CLEMENS WINS FOURTH CY YOUNG.
Same old Roger Clemens. Be it in Boston or Toronto, when it comes to pitching, he remains the best of the best in the American League.
There was no arguing that Monday as Clemens became the first AL pitcher to pick up a fourth Cy Young award. In new surroundings and with new teammates, Clemens went out and amassed league bests of 21 victories, 292 strikeouts and a 2.05 ERA. That triple achievement hadn't been done since Hal Newhouser for Detroit in 1946.
Clemens, who last won a Cy Young in 1991, was on top of the world again. He had the last laugh on Dan Duquette, the Red Sox general manager who has made comments to the effect that Clemens' best years might be behind him.
``I didn't look at it as if I was washed up,'' said Clemens, who left Boston as a free agent after 13 years. ``That was one guy's assessment of my baseball ability. Frankly, that's one guy who I don't want assessing my ability. Especially sitting in front of a computer.''
At a salary of $31.1 million over four years, Clemens paid off for the Blue Jays, although not as anticipated in one area - the gate. The club drew only 2,589,297, a gain of only 29,734 over 1996. Finishing last had a lot to do with that.
Pitching behind 1996 Cy Young winner Pat Hentgen in the rotation, Clemens said he felt like one of the boys again.
``I'm aggressive as ever and I don't know if my game has changed that much,'' he said. ``I still draw on the same emotions, the same fire. I still have the same dedication to the game and respect. If I lose some of that, something would tail off. But I haven't.''
The fourth Cy Young was personally satisfying for another reason. Clemens has four children. Now, each one has a trophy.
``I got one for Koby and Kory,'' he said. ``I got one for Kasy, and I needed one for Kody. It kind of takes the pressure off Dad a little bit.''
The voting among the Baseball Writers Association of America was no contest, though not unanimous. Clemens had 134 points and 25 of 28 first-place ballots. Runner-up Randy Johnson (20-4, 2.28) of Seattle had two first-place votes and 77 points. The other first-place vote went to reliever Randy Myers of Baltimore.

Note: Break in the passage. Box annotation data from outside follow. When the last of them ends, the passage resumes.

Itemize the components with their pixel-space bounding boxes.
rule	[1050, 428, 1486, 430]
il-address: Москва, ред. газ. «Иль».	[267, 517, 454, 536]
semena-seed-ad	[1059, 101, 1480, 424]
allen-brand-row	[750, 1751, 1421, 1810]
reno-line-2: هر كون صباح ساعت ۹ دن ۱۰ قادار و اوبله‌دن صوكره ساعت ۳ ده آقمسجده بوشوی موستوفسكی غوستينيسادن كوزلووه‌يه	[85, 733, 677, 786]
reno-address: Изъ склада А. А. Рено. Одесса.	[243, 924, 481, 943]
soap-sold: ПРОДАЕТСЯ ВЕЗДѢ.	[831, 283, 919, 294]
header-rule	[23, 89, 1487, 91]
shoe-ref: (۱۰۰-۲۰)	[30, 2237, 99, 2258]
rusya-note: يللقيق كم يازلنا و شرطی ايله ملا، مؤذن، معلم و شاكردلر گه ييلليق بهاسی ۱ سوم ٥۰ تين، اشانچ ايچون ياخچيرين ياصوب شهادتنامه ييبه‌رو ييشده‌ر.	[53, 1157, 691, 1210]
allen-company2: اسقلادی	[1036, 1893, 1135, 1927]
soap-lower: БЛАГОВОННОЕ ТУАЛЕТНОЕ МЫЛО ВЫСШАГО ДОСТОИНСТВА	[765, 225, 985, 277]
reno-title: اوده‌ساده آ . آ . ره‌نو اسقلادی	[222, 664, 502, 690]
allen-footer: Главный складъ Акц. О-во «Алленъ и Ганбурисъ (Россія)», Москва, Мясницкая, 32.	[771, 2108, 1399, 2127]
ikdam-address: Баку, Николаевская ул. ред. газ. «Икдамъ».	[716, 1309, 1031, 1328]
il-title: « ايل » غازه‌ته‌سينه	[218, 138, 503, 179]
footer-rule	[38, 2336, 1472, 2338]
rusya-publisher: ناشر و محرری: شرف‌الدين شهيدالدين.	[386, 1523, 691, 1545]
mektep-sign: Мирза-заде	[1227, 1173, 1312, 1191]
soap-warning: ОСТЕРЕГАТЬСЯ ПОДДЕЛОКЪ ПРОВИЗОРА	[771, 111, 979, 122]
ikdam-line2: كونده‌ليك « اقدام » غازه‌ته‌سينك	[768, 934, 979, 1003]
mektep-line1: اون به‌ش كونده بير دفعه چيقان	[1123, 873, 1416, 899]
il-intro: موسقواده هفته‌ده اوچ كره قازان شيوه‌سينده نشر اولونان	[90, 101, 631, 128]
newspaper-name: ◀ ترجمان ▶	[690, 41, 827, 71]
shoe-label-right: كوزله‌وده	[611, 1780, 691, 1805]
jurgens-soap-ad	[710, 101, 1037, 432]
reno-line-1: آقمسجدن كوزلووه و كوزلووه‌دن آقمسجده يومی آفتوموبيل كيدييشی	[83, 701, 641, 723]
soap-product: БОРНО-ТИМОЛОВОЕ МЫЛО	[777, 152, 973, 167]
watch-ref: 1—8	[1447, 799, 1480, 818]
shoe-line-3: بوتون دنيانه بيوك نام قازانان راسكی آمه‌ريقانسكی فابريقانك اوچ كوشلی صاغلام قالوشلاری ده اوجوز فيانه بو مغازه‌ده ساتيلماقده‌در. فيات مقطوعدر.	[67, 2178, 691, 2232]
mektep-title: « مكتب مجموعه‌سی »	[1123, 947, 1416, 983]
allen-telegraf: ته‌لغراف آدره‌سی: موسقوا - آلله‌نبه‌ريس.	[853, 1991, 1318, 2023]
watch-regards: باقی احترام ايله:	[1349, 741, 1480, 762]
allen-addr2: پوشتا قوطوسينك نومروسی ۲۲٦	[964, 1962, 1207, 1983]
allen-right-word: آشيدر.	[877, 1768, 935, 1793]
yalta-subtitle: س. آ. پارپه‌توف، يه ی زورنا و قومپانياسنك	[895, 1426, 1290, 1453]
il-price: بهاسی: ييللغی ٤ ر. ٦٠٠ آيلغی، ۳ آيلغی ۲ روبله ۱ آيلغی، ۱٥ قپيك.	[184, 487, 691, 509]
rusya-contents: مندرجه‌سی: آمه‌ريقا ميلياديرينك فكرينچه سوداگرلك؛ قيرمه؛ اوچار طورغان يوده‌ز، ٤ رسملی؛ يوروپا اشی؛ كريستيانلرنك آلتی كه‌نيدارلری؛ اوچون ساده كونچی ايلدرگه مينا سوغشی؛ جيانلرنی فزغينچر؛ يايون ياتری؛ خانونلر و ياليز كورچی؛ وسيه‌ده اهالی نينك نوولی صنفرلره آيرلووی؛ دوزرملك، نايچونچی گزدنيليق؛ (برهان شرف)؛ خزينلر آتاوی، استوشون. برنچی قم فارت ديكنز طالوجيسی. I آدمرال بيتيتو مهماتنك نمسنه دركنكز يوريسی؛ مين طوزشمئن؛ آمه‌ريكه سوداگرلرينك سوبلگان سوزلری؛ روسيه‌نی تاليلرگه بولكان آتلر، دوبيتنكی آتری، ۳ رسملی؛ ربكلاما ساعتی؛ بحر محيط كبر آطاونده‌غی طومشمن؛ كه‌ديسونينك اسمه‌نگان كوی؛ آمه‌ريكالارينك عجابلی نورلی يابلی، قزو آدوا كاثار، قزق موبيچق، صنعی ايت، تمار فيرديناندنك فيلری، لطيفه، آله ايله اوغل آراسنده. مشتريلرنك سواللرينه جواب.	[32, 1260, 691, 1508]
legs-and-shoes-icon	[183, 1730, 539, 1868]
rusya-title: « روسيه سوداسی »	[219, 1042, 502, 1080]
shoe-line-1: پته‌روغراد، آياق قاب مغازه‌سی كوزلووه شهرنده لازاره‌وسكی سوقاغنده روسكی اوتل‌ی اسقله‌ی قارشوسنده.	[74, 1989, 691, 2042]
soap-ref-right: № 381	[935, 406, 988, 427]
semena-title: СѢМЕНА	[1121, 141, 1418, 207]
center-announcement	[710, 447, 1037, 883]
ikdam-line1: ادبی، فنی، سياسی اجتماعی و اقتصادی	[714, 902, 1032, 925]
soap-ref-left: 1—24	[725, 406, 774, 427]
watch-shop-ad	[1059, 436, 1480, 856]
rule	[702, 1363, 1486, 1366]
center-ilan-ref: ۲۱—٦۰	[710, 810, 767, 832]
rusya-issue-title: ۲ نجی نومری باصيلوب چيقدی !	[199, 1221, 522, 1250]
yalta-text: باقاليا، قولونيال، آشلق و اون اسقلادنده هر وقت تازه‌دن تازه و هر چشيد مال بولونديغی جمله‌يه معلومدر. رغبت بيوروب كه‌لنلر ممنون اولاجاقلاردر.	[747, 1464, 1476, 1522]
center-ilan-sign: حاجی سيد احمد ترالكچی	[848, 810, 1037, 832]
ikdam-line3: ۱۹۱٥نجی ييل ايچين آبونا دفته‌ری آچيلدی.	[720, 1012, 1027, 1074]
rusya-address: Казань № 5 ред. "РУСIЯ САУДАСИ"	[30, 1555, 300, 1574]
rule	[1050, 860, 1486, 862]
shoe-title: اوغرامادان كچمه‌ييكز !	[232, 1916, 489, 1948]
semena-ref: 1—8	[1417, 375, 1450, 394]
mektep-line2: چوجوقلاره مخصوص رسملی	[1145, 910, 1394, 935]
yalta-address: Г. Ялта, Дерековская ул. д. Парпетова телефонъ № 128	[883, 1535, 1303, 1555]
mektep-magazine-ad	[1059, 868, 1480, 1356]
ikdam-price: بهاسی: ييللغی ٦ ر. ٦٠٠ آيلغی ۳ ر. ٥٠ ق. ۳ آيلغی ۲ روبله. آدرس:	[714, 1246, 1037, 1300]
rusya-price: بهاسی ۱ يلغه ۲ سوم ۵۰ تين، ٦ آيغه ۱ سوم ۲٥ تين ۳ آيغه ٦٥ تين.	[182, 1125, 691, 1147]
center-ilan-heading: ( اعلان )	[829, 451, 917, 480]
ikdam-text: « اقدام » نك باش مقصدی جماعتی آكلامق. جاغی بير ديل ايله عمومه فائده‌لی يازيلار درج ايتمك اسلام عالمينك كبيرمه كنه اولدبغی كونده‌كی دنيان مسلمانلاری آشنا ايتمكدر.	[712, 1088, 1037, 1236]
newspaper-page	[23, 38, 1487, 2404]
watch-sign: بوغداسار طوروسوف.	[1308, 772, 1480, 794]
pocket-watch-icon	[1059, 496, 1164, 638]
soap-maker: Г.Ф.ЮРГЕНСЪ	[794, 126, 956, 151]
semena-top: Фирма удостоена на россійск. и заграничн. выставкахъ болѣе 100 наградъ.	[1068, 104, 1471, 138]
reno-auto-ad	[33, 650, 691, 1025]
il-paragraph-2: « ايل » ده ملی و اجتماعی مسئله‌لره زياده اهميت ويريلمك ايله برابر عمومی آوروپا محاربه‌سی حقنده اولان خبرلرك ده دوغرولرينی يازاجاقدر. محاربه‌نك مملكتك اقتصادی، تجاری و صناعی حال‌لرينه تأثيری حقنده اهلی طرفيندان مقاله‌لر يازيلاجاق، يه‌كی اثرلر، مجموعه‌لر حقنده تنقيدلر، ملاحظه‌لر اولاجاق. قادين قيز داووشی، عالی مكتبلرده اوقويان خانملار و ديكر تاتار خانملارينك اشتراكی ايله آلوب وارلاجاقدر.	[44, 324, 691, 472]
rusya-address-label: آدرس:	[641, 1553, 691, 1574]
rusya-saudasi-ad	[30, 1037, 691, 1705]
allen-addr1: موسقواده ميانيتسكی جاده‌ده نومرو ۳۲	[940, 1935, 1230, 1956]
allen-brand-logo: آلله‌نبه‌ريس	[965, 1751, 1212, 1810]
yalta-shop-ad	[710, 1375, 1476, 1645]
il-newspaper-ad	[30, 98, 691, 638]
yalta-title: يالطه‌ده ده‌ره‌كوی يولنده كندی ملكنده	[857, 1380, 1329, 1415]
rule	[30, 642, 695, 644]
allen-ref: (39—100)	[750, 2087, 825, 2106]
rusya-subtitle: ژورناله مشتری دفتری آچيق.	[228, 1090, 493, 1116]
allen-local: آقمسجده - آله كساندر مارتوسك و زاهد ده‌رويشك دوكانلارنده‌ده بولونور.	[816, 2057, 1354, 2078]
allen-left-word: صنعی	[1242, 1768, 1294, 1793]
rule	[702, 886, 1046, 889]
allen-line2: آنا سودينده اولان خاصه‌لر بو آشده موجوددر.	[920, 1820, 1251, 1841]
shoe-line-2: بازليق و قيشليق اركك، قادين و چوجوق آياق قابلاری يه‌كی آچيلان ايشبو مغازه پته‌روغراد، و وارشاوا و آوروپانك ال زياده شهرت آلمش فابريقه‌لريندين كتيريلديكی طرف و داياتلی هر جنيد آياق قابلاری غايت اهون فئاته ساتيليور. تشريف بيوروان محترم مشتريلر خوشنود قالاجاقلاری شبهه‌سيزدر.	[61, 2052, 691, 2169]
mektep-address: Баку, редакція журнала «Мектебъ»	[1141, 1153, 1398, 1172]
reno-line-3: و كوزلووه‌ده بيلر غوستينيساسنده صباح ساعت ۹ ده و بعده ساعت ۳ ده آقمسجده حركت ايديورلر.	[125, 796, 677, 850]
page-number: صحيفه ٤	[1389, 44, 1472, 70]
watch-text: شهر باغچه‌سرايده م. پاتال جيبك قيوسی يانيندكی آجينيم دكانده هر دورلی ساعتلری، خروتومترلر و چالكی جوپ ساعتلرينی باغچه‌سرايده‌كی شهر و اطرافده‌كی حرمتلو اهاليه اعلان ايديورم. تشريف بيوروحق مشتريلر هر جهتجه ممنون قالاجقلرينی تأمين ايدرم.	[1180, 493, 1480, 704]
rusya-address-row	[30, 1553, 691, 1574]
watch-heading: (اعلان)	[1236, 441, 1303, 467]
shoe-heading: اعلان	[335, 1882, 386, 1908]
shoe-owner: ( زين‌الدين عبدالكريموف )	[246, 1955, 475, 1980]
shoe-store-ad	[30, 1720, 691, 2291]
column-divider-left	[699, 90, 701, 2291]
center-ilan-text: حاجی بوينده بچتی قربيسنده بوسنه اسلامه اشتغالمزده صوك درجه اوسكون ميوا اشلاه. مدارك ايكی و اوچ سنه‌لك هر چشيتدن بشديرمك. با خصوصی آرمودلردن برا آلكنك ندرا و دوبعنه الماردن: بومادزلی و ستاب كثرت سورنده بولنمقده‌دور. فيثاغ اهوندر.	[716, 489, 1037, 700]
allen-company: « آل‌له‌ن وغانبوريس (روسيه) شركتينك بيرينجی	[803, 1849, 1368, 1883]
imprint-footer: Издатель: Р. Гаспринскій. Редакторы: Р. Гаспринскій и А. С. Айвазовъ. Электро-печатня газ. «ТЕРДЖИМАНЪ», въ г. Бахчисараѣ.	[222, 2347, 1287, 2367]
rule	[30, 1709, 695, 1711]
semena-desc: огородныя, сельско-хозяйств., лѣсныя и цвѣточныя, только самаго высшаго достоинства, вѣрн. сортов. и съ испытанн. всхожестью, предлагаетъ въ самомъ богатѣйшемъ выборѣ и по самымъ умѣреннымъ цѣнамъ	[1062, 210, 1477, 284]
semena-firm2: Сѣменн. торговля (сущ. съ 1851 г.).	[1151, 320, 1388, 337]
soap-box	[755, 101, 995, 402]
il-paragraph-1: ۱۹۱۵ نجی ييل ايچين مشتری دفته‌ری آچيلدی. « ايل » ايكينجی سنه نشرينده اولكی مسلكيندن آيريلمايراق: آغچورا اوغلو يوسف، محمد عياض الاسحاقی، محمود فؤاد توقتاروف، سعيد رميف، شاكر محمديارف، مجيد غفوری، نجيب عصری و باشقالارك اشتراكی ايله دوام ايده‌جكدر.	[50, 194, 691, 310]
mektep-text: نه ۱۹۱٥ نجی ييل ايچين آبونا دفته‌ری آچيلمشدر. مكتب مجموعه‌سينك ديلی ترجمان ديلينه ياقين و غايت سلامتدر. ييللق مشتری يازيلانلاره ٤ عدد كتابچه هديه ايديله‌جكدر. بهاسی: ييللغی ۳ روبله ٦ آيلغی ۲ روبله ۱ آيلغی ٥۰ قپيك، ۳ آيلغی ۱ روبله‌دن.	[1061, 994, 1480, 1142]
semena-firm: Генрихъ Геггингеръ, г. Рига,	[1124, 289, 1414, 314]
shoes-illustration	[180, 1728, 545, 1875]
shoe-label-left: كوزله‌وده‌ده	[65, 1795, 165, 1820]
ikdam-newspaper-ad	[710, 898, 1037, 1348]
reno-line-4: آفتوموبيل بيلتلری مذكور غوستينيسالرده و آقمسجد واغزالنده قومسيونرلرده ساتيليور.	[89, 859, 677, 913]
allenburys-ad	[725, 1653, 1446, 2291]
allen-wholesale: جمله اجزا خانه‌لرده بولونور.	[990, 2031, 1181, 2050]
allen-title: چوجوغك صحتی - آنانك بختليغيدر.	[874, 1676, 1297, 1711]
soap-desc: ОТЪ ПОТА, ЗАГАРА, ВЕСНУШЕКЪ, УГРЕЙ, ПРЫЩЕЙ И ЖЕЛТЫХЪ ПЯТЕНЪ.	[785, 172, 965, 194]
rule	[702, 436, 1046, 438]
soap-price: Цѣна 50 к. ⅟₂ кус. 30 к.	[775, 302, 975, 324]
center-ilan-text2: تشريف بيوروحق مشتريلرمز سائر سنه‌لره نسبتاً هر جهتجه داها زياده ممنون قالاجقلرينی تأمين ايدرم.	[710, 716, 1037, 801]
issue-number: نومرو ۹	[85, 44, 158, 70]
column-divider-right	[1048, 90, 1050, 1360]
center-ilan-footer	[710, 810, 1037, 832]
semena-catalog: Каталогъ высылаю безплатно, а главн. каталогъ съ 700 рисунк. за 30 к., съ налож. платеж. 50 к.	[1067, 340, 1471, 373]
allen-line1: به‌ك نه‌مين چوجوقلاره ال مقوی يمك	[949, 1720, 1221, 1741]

``Randy missed four games at the end,'' said Clemens. ``I think that would have been a factor. Randy would have been right there and we would have surely knocked heads. But I might have also done better in a couple of starts.''
Clemens did well enough, winning his first 11 decisions. He was 13-3 by the All-Star break, and stayed strong, pitching 264 innings. He won 20 games for the first time since 1990 - the second-longest gap in major-league history; Jim Kaat went eight seasons between 20-win campaigns (1966-74).
For winning the award, Clemens earned a $100,000 bonus.
Curiously, Clemens' manager was fired for the second straight season. Kevin Kennedy got the ax in Boston in 1996, and this year it was Cito Gaston in Toronto.
``I had no problems with Cito,'' said Clemens, ``mainly because I gave him respect. Here is a man who managed two teams to victory in the World Series. I knew what my job and my role was and I went out and did it.''
Gaston, who still lives in Toronto, said from his home that Clemens is one of a kind.
``I really expect a lot out of my players and certainly a guy like Roger wasn't a surprise,'' he said. ``He did a great job. I expected him to win 20. He won 20.
``You can't finish any further back than last, but I hate to think what our record would be without him.
AL CY YOUNG VOTING
Player 1st 2nd 3rd Tot
Roger Clemens, Tor 25 3 -- 134
Randy Johnson, Sea 2 21 4 77
Brad Radke, Min -- 2 11 17
Randy Myers, Bal 1 1 6 14
Andy Pettitte, NY -- 1 6 9
Mike Mussina, Bal -- -- 1 1
CLEMENS CLOSE UP
Wins: 21 (1st)
ERA: 2.05 (1st)
Strikeouts: 292 (1st)
Innings: 264 (T-1st)
Shutouts: 3 (T-1st)
Complete games: 9 (T-1st)
Cy Young years:1997, 1991, 1987, 1986
PHOTO (color) ROCKETMAN, PART 4
Toronto pitcher Roger Clemens won the American League Cy Young on Monday, becoming the first to win the AL award four times.